El cambio decisivo en la relación entre el hombre y Dios se produce en el relato de la alianza y queda definido de tal manera que margina a la mujer. Con la alianza los humanos entran en la historia; en adelante su inmortalidad colectiva se convierte en uno de los aspectos de la alianza pactada con Yahvé. Su paso por el tiempo y la historia es una prueba del cumplimiento de la promesa de Yahvé; sus acciones y su conducta colectiva son interpretadas y juzgadas bajo el prisma de sus obligaciones para con la alianza. La alianza, de una forma más literal, es también lo que une a las doce tribus distintas para que formen una nación. Antes de la construcción del templo, el altar de la alianza es el centro de la vida religiosa; el rito de la alianza, la circuncisión, simboliza la re-consagración de cada niño varón, de cada familia, a los deberes con la alianza.No es una casualidad ni carece de importancia el que las mujeres no estén presentes en ninguna de las vertientes de la alianza.
Yahvé pacta varias alianzas con Israel: una con Noé (Génesis, 9, 8-17), dos con Abram (Génesis, 15, 7-18, y Génesis, 17, 1-13), y otra con Moisés (Éxodo, 3; 6, 2-9, y 21-23). La alianza con Noé preludia las otras: Yahvé promete no enviar jamás otro diluvio para destruir la tierra y las criaturas que habitan en ella, y elige el arco iris como «señal de la alianza». La alianza con Moisés, inclusive el Decálogo, es la elaboración concreta del pacto de alianza con Abraham. Puesto que no altera básicamente los conceptos de género implícitos en las alianzas previas, queda dentro de nuestro ámbito de investigación. La definición fundamental de la relación entre el pueblo escogido y su Dios y de la comunidad de la alianza aparecen en las alianzas con Abraham, que ahora pasaremos a analizar.

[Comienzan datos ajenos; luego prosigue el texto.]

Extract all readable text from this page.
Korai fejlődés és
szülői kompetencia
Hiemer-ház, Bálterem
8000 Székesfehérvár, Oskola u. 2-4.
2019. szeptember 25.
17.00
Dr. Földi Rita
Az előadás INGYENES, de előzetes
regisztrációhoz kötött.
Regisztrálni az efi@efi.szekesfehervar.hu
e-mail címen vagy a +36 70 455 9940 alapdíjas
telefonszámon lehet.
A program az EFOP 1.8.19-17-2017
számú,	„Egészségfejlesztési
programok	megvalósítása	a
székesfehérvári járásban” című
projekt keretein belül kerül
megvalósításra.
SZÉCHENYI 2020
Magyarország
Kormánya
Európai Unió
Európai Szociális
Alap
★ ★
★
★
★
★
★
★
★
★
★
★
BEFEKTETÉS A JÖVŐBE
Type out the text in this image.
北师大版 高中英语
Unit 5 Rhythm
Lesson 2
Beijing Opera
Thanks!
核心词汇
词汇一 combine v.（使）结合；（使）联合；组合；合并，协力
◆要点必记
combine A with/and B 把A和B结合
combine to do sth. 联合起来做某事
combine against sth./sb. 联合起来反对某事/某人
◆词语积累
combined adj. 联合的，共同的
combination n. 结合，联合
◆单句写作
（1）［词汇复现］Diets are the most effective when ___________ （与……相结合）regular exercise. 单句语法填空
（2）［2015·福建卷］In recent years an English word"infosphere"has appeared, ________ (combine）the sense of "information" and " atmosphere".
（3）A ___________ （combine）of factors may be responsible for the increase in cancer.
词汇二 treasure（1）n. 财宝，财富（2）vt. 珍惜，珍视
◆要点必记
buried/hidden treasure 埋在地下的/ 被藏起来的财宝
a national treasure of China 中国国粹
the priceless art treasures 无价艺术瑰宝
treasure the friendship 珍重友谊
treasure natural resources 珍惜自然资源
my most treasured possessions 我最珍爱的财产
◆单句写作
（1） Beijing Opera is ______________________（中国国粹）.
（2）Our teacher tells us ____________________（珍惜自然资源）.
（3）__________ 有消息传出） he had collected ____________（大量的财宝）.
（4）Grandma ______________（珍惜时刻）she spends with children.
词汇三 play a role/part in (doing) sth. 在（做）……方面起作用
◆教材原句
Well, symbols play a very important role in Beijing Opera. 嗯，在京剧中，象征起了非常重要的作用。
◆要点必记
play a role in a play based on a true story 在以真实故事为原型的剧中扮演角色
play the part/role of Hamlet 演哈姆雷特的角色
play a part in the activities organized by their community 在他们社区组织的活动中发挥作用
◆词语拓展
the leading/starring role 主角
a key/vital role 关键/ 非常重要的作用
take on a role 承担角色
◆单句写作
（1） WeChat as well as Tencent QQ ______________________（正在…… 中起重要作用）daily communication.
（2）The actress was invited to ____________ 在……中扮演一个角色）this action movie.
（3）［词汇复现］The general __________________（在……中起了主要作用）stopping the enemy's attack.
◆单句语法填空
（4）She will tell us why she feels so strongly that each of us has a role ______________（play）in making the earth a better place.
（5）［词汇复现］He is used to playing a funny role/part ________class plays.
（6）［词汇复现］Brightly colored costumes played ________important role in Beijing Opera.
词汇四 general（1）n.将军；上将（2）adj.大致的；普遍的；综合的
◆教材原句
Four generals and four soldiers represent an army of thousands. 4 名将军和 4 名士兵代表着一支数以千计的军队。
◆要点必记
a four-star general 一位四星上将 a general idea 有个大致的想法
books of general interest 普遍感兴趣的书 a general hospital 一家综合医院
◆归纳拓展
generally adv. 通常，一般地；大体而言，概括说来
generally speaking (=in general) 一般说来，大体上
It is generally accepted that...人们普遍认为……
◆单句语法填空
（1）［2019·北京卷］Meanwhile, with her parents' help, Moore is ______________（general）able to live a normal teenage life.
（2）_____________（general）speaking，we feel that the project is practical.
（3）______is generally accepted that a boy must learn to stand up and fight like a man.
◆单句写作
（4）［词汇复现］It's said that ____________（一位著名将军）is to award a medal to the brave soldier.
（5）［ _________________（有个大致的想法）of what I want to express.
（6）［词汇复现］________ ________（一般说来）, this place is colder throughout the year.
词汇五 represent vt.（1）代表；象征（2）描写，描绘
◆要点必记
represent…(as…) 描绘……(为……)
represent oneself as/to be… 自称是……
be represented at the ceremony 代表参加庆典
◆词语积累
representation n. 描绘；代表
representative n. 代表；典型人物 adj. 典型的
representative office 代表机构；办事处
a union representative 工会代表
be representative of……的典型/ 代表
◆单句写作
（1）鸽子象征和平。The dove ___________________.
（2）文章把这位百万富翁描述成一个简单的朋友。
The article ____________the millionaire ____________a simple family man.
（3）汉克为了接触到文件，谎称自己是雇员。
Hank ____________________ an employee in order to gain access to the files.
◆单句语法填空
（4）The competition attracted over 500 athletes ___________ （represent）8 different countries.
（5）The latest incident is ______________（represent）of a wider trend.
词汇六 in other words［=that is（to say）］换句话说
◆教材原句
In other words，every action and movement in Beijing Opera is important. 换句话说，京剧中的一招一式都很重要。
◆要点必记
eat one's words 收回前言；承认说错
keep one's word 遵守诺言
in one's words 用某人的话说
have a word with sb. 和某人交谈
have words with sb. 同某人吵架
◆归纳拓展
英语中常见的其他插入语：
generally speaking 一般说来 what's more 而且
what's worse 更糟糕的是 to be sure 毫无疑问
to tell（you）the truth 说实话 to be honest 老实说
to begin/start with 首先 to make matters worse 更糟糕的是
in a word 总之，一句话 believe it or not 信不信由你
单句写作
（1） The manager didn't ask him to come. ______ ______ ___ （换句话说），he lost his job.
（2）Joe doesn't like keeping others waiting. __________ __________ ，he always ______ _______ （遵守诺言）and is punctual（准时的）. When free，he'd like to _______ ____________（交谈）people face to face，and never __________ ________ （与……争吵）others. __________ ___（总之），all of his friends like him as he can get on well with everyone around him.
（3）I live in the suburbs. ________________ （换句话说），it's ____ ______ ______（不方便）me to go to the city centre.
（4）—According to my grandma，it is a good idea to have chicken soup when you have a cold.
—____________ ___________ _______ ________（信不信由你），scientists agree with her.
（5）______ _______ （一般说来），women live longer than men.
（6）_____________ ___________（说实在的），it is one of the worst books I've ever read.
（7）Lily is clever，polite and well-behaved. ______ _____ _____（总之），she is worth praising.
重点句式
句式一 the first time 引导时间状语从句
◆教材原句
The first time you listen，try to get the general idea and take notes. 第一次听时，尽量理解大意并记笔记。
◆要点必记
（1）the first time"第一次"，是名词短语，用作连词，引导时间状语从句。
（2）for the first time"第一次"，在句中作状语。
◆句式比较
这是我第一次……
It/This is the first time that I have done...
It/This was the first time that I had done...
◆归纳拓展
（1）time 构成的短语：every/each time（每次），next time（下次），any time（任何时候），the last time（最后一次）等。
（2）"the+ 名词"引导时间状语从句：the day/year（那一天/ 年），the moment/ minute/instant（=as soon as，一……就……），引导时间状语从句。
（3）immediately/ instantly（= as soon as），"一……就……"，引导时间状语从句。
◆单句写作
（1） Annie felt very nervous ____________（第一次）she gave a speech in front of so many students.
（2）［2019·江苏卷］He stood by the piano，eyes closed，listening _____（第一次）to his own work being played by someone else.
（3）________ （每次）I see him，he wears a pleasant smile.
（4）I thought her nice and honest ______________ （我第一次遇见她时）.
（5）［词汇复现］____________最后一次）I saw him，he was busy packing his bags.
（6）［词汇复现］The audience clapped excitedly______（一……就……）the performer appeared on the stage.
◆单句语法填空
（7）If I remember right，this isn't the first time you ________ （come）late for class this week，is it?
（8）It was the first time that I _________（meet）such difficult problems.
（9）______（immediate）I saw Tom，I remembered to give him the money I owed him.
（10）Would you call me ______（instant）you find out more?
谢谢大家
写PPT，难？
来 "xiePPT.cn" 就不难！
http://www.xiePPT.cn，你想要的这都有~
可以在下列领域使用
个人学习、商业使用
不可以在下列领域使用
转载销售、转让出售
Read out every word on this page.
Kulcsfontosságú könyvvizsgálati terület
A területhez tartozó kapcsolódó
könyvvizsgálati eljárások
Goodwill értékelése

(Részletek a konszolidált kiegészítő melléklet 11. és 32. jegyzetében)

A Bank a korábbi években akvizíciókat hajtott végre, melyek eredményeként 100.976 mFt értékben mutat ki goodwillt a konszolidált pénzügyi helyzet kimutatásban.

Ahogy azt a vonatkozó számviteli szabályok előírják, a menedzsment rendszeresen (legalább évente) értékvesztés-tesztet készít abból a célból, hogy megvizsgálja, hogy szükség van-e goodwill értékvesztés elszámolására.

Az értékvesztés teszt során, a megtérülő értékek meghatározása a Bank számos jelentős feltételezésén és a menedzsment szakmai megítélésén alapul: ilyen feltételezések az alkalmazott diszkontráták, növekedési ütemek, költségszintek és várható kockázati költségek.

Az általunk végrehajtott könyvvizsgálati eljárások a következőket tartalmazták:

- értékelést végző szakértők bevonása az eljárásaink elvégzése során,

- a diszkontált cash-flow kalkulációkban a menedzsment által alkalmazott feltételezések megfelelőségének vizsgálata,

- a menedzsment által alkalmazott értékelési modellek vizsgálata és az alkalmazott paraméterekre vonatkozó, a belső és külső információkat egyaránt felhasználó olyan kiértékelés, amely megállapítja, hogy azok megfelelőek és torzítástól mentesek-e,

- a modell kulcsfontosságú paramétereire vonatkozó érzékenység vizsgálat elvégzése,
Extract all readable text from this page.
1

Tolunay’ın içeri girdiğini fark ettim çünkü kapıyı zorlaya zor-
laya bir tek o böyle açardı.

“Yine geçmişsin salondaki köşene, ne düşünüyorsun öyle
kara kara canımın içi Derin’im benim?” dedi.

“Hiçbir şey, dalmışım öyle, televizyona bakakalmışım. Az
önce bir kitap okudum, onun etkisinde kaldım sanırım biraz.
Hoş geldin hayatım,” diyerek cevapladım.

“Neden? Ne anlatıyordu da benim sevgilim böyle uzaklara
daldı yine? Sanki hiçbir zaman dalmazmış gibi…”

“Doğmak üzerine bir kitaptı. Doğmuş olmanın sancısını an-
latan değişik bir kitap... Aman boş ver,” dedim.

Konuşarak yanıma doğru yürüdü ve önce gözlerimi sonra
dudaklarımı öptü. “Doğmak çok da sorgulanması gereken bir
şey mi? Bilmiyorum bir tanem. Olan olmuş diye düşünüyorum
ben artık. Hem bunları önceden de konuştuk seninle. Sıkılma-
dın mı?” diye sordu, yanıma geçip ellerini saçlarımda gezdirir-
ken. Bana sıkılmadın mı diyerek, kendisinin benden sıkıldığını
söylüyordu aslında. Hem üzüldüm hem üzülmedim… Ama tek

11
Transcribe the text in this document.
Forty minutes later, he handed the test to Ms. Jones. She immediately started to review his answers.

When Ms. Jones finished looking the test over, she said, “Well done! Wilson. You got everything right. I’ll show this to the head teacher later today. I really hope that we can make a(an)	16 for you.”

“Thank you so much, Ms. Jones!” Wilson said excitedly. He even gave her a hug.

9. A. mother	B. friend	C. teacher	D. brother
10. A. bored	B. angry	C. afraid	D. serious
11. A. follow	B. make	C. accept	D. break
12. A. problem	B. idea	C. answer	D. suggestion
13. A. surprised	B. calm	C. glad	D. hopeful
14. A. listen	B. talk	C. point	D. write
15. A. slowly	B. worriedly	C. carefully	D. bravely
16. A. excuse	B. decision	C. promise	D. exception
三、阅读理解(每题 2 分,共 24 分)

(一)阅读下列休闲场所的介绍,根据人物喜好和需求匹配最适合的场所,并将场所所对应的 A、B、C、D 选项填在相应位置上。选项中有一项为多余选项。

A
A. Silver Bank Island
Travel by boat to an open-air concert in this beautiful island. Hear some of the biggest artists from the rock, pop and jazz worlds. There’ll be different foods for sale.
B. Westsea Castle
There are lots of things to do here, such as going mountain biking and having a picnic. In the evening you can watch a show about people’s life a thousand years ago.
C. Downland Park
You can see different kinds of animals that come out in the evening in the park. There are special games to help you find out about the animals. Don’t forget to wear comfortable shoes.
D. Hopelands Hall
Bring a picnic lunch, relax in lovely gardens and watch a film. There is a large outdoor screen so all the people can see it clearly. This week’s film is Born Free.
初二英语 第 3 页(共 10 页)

En el capítulo 15 del Génesis, la promesa previa que Dios había hecho a Abram de tierras y descendencia se formaliza y se hace irrevocable merced al rito de la alianza. Puesto que a los israelitas se les promete la ocupación efectiva de su tierra tan sólo en generaciones venideras, perciben el transcurso de la historia como cumplimiento de su destino. Lo notable desde nuestro punto de vista es el lenguaje que se emplea para describir el proceso de engendramiento. Dios expresa su propósito con estas palabras que dirige a Abram: «te heredará uno que saldrá de tus entrañas» (Génesis, 15, 4). Le pide a Abram que cuente las estrellas y le promete: «Así será tu simiente»* (Génesis, 15, 5) y «a tu simiente he dado esta tierra» (Génesis, 15, 18). La «simiente» masculina adquiere así el poder y la bendición del poder procreador que reside en Yahvé. La metáfora de la simiente masculina implantada en el útero femenino, el surco, la tierra, es anterior al período en que se escribió el Antiguo Testamento. Proviene, lo más seguro, de un contexto agrícola. Aparece, por ejemplo, en el relato del noviazgo de Inanna y Dumuzi, en el llamado «Cántico nupcial de los pastores». Pero hay que señalar que la franca y gráfica descripción del acto sexual en el poema sumerio, en el que Inanna inquiere «¿quién sembrará en mi vulva, quién arará mi campo?», a lo cual el poeta responde «el rey Dumuzi lo arará para ti ... », no confunde nunca la metáfora con el verdadero proceso. Por ejemplo, se refiere a Dumuzi como «el que ha nacido de un vientre fecundo». Lo que sucede en el Génesis es que se ha transformado la antigua metáfora con el propósito de realzar el sentido patriarcal. La bendición de Dios sobre la «simiente» de Abram otorga la aprobación divina al traspaso del poder de creación que tiene la mujer al varón.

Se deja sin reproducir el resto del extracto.